The San Francisco Museum of Modern Art (SFMOMA) is a modern art museum located in the SOMA (South of Market) area of San Francisco. A nonprofit organization, SFMOMA holds an internationally recognized collection of modern and contemporary art and was the first museum on the West Coast devoted solely to 20th-century art. The museum’s current collection includes over 26,000 works of painting, sculpture, photography, architecture, design, and media arts.
This downtown San Francisco public park is more than children’s playgrounds and landscaped greenery. With hundreds of free outdoor performances, public art displays, an ice skating rink, a bowling alley, a carousel and the Children’s Creativity Museum, there is something for everyone at the Yerba Buena Gardens.

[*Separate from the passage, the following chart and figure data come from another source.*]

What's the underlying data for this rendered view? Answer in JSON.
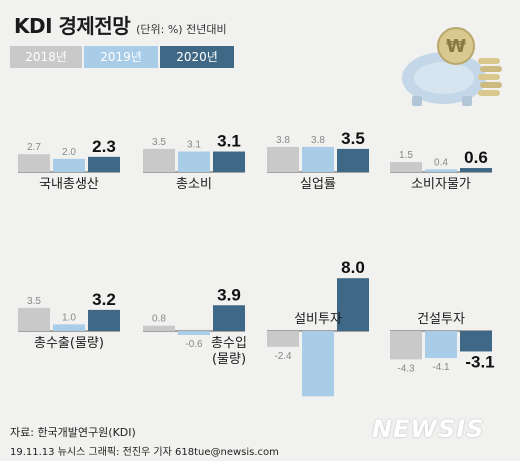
{
  "header": {
    "title": "KDI 경제전망",
    "subtitle": "(단위: %) 전년대비"
  },
  "legend": [
    "2018년",
    "2019년",
    "2020년"
  ],
  "colors": {
    "y2018": "#c9c9c9",
    "y2019": "#a9cde8",
    "y2020": "#3f6887",
    "background": "#f1f1ef",
    "axis": "#555555"
  },
  "chart_data": {
    "type": "bar",
    "series": [
      {
        "name": "2018년"
      },
      {
        "name": "2019년"
      },
      {
        "name": "2020년"
      }
    ],
    "panels": [
      {
        "category": "국내총생산",
        "values": [
          "2.7",
          "2.0",
          "2.3"
        ]
      },
      {
        "category": "총소비",
        "values": [
          "3.5",
          "3.1",
          "3.1"
        ]
      },
      {
        "category": "실업률",
        "values": [
          "3.8",
          "3.8",
          "3.5"
        ]
      },
      {
        "category": "소비자물가",
        "values": [
          "1.5",
          "0.4",
          "0.6"
        ]
      },
      {
        "category": "총수출(물량)",
        "values": [
          "3.5",
          "1.0",
          "3.2"
        ]
      },
      {
        "category": "총수입\n(물량)",
        "values": [
          "0.8",
          "-0.6",
          "3.9"
        ]
      },
      {
        "category": "설비투자",
        "values": [
          "-2.4",
          "-9.9",
          "8.0"
        ]
      },
      {
        "category": "건설투자",
        "values": [
          "-4.3",
          "-4.1",
          "-3.1"
        ]
      }
    ]
  },
  "footer": {
    "source": "자료: 한국개발연구원(KDI)",
    "credit": "19.11.13 뉴시스 그래픽: 전진우 기자 618tue@newsis.com",
    "logo": "NEWSIS"
  }
}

18. Contemporary Jewish Museum
The Contemporary Jewish Museum, located across the street from the Yerba Buena Gardens in the SOMA (South of Market) area of San Francisco, is a smaller museum dedicated to Jewish culture, history, and art. The CJM is a non-collecting museum, working with artists, national, and international cultural institutions to bring in new exhibitions each year.
19. AT&T Park
Premier Bay views, glittering city lights, and a state-of-the-art stadium create a festive atmosphere at San Francisco’s AT&T Park. Home to 2010, 2012 and 2014 World Series winners the San Francisco Giants, and seating over 42,000 fans, this 2014 “Most Vegetarian-Friendly MLB ballpark in the country” is a must-see for fans visiting the city.
In the Southwestern reaches of San Francisco is the San Francisco Zoo, with 100 acres of gardens, animals, and activities. It is home to more than 1,000 exotic, endangered, and rescued animals. The San Francisco Zoo you see today was established in 1929 and built in the 1930s and 1940s.